11. The method of claim 8, wherein (a) further comprises transforming the gene expression levels into a numerical or graphical form.

12. The method of claim 8, wherein (b) or (c) is performed by a computer processor.

13. The method of claim 12, wherein the method employs the computer program of Example 3.

14. A computer system, computer program, or computer-readable medium for performing the method of claim 1.

15. A system comprising a computer processor capable of processing gene expression data for a hub protein and its interacting partners, an input device, an output device, and a memory capable of storing computer-readable instructions, wherein the contents of the memory comprises computer-readable instructions that if executed are capable of directing the computer to:

(a) receive gene expression level data from a biological sample from a subject;

(b) determine the relative expression of a hub protein and an interacting partner in said sample;

(c) compare the relative expression to a standard or model; and

(d) output an indication of the presence of a biological state, a disease or disease stage, likelihood thereof, or prognosis therefor.

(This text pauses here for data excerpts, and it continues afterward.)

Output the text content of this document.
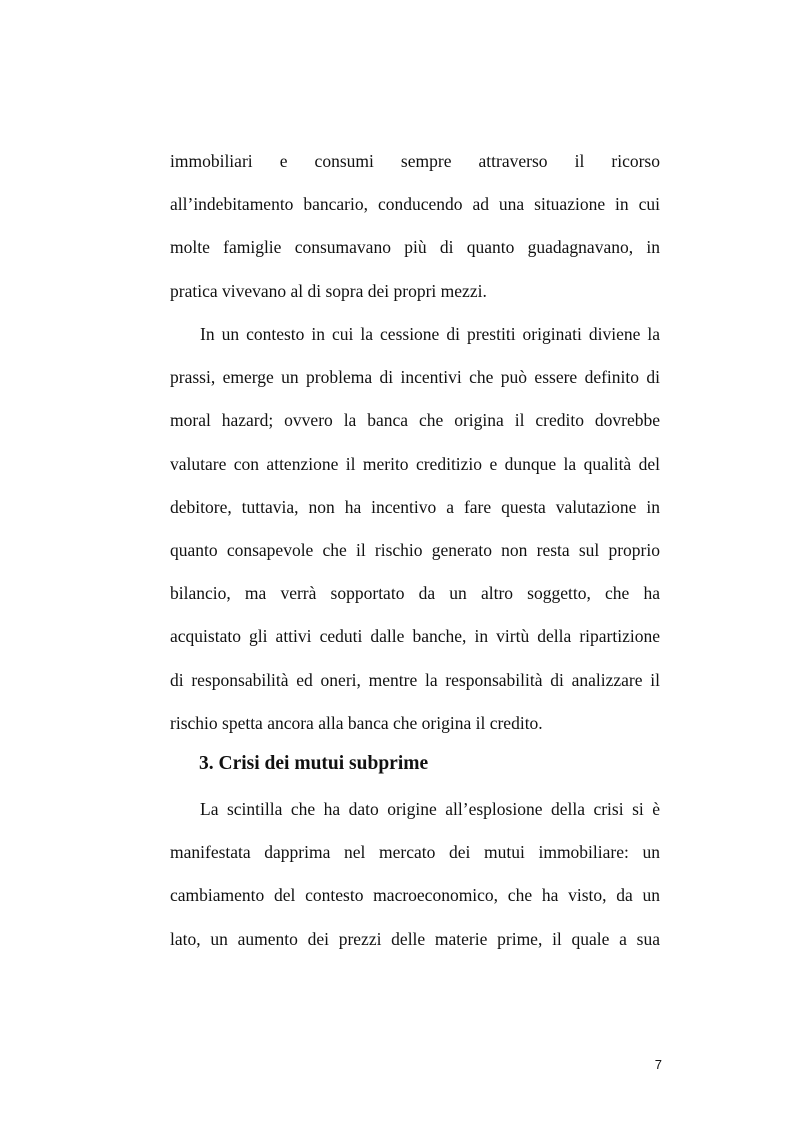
immobiliari e consumi sempre attraverso il ricorso
all’indebitamento bancario, conducendo ad una situazione in cui
molte famiglie consumavano più di quanto guadagnavano, in
pratica vivevano al di sopra dei propri mezzi.
In un contesto in cui la cessione di prestiti originati diviene la
prassi, emerge un problema di incentivi che può essere definito di
moral hazard; ovvero la banca che origina il credito dovrebbe
valutare con attenzione il merito creditizio e dunque la qualità del
debitore, tuttavia, non ha incentivo a fare questa valutazione in
quanto consapevole che il rischio generato non resta sul proprio
bilancio, ma verrà sopportato da un altro soggetto, che ha
acquistato gli attivi ceduti dalle banche, in virtù della ripartizione
di responsabilità ed oneri, mentre la responsabilità di analizzare il
rischio spetta ancora alla banca che origina il credito.
3. Crisi dei mutui subprime
La scintilla che ha dato origine all’esplosione della crisi si è
manifestata dapprima nel mercato dei mutui immobiliare: un
cambiamento del contesto macroeconomico, che ha visto, da un
lato, un aumento dei prezzi delle materie prime, il quale a sua
7
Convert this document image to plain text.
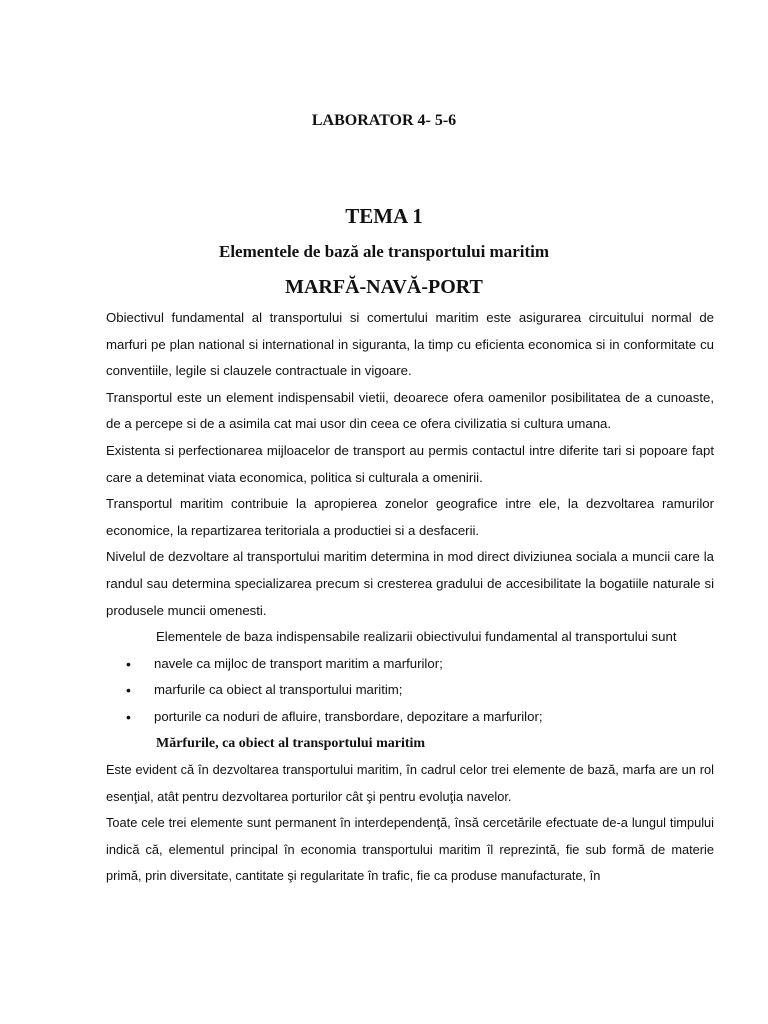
LABORATOR 4- 5-6
TEMA 1
Elementele de bază ale transportului maritim
MARFĂ-NAVĂ-PORT

Obiectivul fundamental al transportului si comertului maritim este asigurarea circuitului normal de marfuri pe plan national si international in siguranta, la timp cu eficienta economica si in conformitate cu conventiile, legile si clauzele contractuale in vigoare.

Transportul este un element indispensabil vietii, deoarece ofera oamenilor posibilitatea de a cunoaste, de a percepe si de a asimila cat mai usor din ceea ce ofera civilizatia si cultura umana.

Existenta si perfectionarea mijloacelor de transport au permis contactul intre diferite tari si popoare fapt care a deteminat viata economica, politica si culturala a omenirii.

Transportul maritim contribuie la apropierea zonelor geografice intre ele, la dezvoltarea ramurilor economice, la repartizarea teritoriala a productiei si a desfacerii.

Nivelul de dezvoltare al transportului maritim determina in mod direct diviziunea sociala a muncii care la randul sau determina specializarea precum si cresterea gradului de accesibilitate la bogatiile naturale si produsele muncii omenesti.

Elementele de baza indispensabile realizarii obiectivului fundamental al transportului sunt

• navele ca mijloc de transport maritim a marfurilor;
• marfurile ca obiect al transportului maritim;
• porturile ca noduri de afluire, transbordare, depozitare a marfurilor;

Mărfurile, ca obiect al transportului maritim

Este evident că în dezvoltarea transportului maritim, în cadrul celor trei elemente de bază, marfa are un rol esenţial, atât pentru dezvoltarea porturilor cât şi pentru evoluţia navelor.

Toate cele trei elemente sunt permanent în interdependenţă, însă cercetările efectuate de-a lungul timpului indică că, elementul principal în economia transportului maritim îl reprezintă, fie sub formă de materie primă, prin diversitate, cantitate şi regularitate în trafic, fie ca produse manufacturate, în
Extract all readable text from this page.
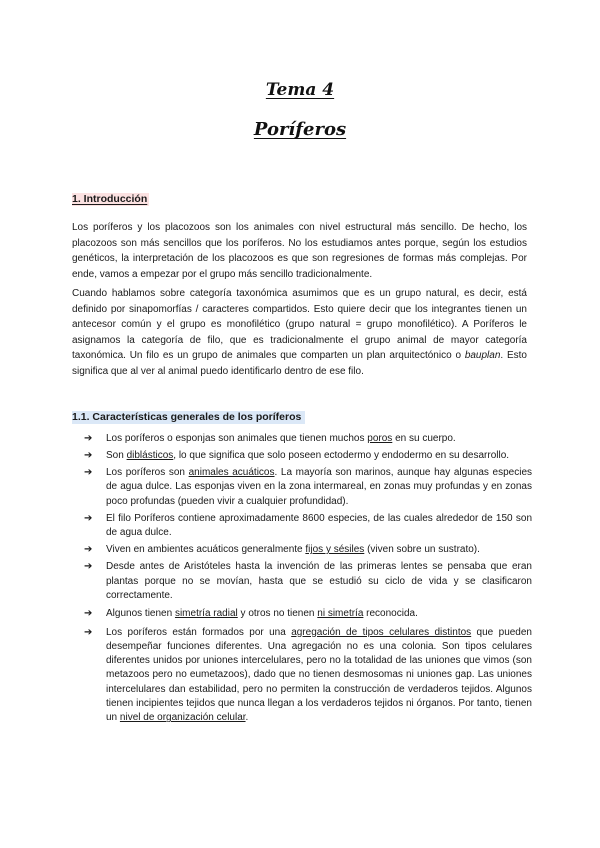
Tema 4
Poríferos
1. Introducción

Los poríferos y los placozoos son los animales con nivel estructural más sencillo. De hecho, los placozoos son más sencillos que los poríferos. No los estudiamos antes porque, según los estudios genéticos, la interpretación de los placozoos es que son regresiones de formas más complejas. Por ende, vamos a empezar por el grupo más sencillo tradicionalmente.

Cuando hablamos sobre categoría taxonómica asumimos que es un grupo natural, es decir, está definido por sinapomorfías / caracteres compartidos. Esto quiere decir que los integrantes tienen un antecesor común y el grupo es monofilético (grupo natural = grupo monofilético). A Poríferos le asignamos la categoría de filo, que es tradicionalmente el grupo animal de mayor categoría taxonómica. Un filo es un grupo de animales que comparten un plan arquitectónico o bauplan. Esto significa que al ver al animal puedo identificarlo dentro de ese filo.

1.1. Características generales de los poríferos
➔ Los poríferos o esponjas son animales que tienen muchos poros en su cuerpo.
➔ Son diblásticos, lo que significa que solo poseen ectodermo y endodermo en su desarrollo.
➔ Los poríferos son animales acuáticos. La mayoría son marinos, aunque hay algunas especies de agua dulce. Las esponjas viven en la zona intermareal, en zonas muy profundas y en zonas poco profundas (pueden vivir a cualquier profundidad).
➔ El filo Poríferos contiene aproximadamente 8600 especies, de las cuales alrededor de 150 son de agua dulce.
➔ Viven en ambientes acuáticos generalmente fijos y sésiles (viven sobre un sustrato).
➔ Desde antes de Aristóteles hasta la invención de las primeras lentes se pensaba que eran plantas porque no se movían, hasta que se estudió su ciclo de vida y se clasificaron correctamente.
➔ Algunos tienen simetría radial y otros no tienen ni simetría reconocida.
➔ Los poríferos están formados por una agregación de tipos celulares distintos que pueden desempeñar funciones diferentes. Una agregación no es una colonia. Son tipos celulares diferentes unidos por uniones intercelulares, pero no la totalidad de las uniones que vimos (son metazoos pero no eumetazoos), dado que no tienen desmosomas ni uniones gap. Las uniones intercelulares dan estabilidad, pero no permiten la construcción de verdaderos tejidos. Algunos tienen incipientes tejidos que nunca llegan a los verdaderos tejidos ni órganos. Por tanto, tienen un nivel de organización celular.
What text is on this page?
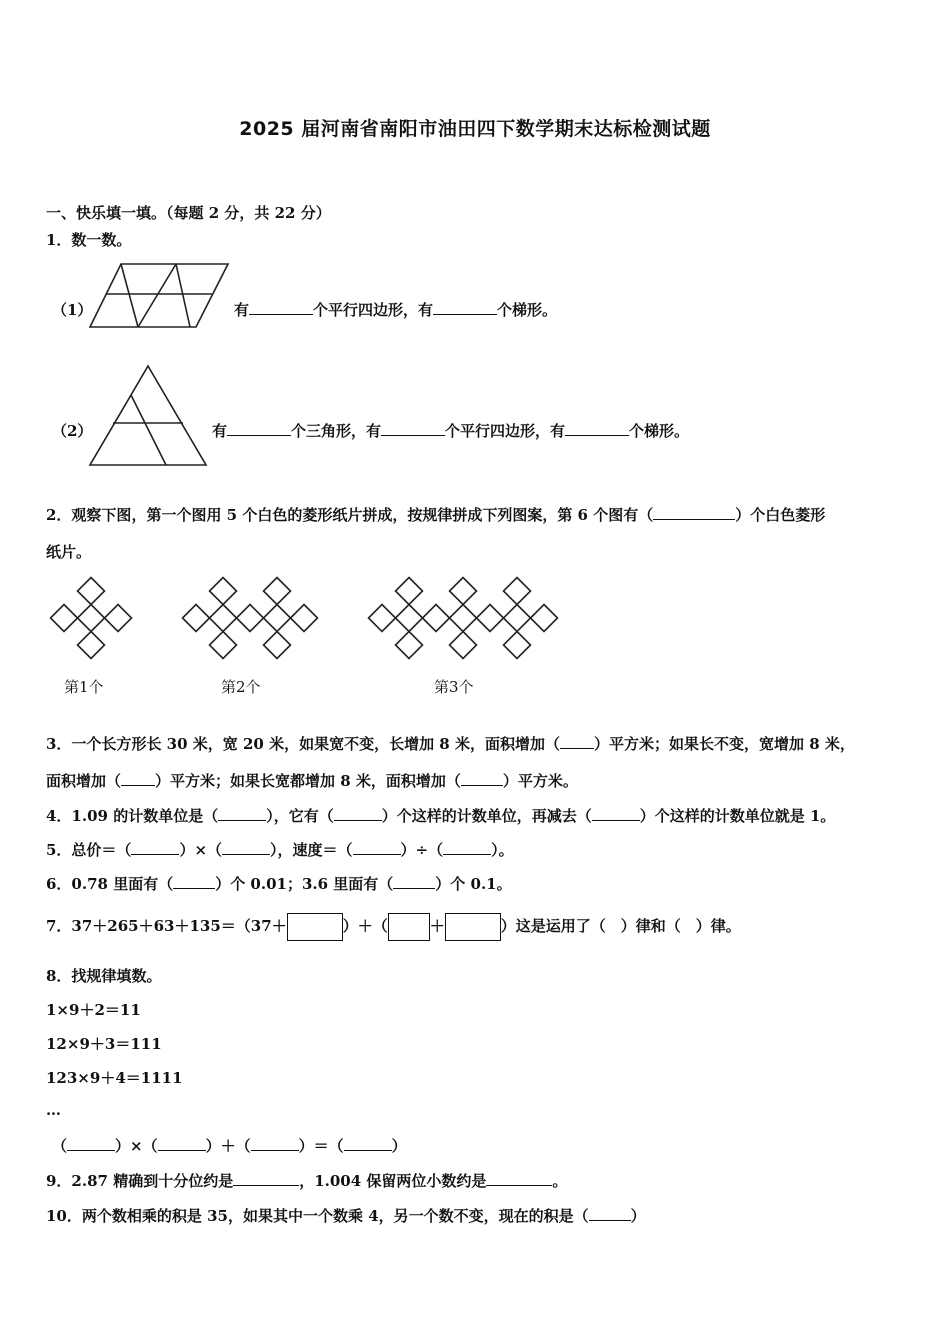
2025 届河南省南阳市油田四下数学期末达标检测试题
一、快乐填一填。（每题 2 分，共 22 分）
1．数一数。
（1）	有	个平行四边形，有	个梯形。
（2）	有	个三角形，有	个平行四边形，有	个梯形。
2．观察下图，第一个图用 5 个白色的菱形纸片拼成，按规律拼成下列图案，第 6 个图有（	）个白色菱形
纸片。
第1个	第2个	第3个
3．一个长方形长 30 米，宽 20 米，如果宽不变，长增加 8 米，面积增加（ ）平方米；如果长不变，宽增加 8 米，
面积增加（ ）平方米；如果长宽都增加 8 米，面积增加（	）平方米。
4．1.09 的计数单位是（	），它有（	）个这样的计数单位，再减去（	）个这样的计数单位就是 1。
5．总价＝（	）×（	），速度＝（	）÷（	）。
6．0.78 里面有（	）个 0.01；3.6 里面有（	）个 0.1。
7．37＋265＋63＋135＝（37＋	）＋（	＋	）这是运用了（　）律和（　）律。
8．找规律填数。
1×9＋2＝11
12×9＋3＝111
123×9＋4＝1111
…
（	）×（	）＋（	）＝（	）
9．2.87 精确到十分位约是	，1.004 保留两位小数约是	。
10．两个数相乘的积是 35，如果其中一个数乘 4，另一个数不变，现在的积是（	）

16. The system of claim 15, further comprising repeating (b) and (c) for additional interacting partners with said hub protein, and for additional hub proteins and their interacting partners.

17. The system of claim 15, wherein said indication is a network signature or subset thereof characteristic of a biological state, a disease, or a disease stage.

18. (canceled)

19. The system of claim 15, wherein said computer-readable instructions comprise the computer program of Example 3.

20-25. (canceled)

26. A computer system, computer program, or computer-readable medium for performing the method of claim 8.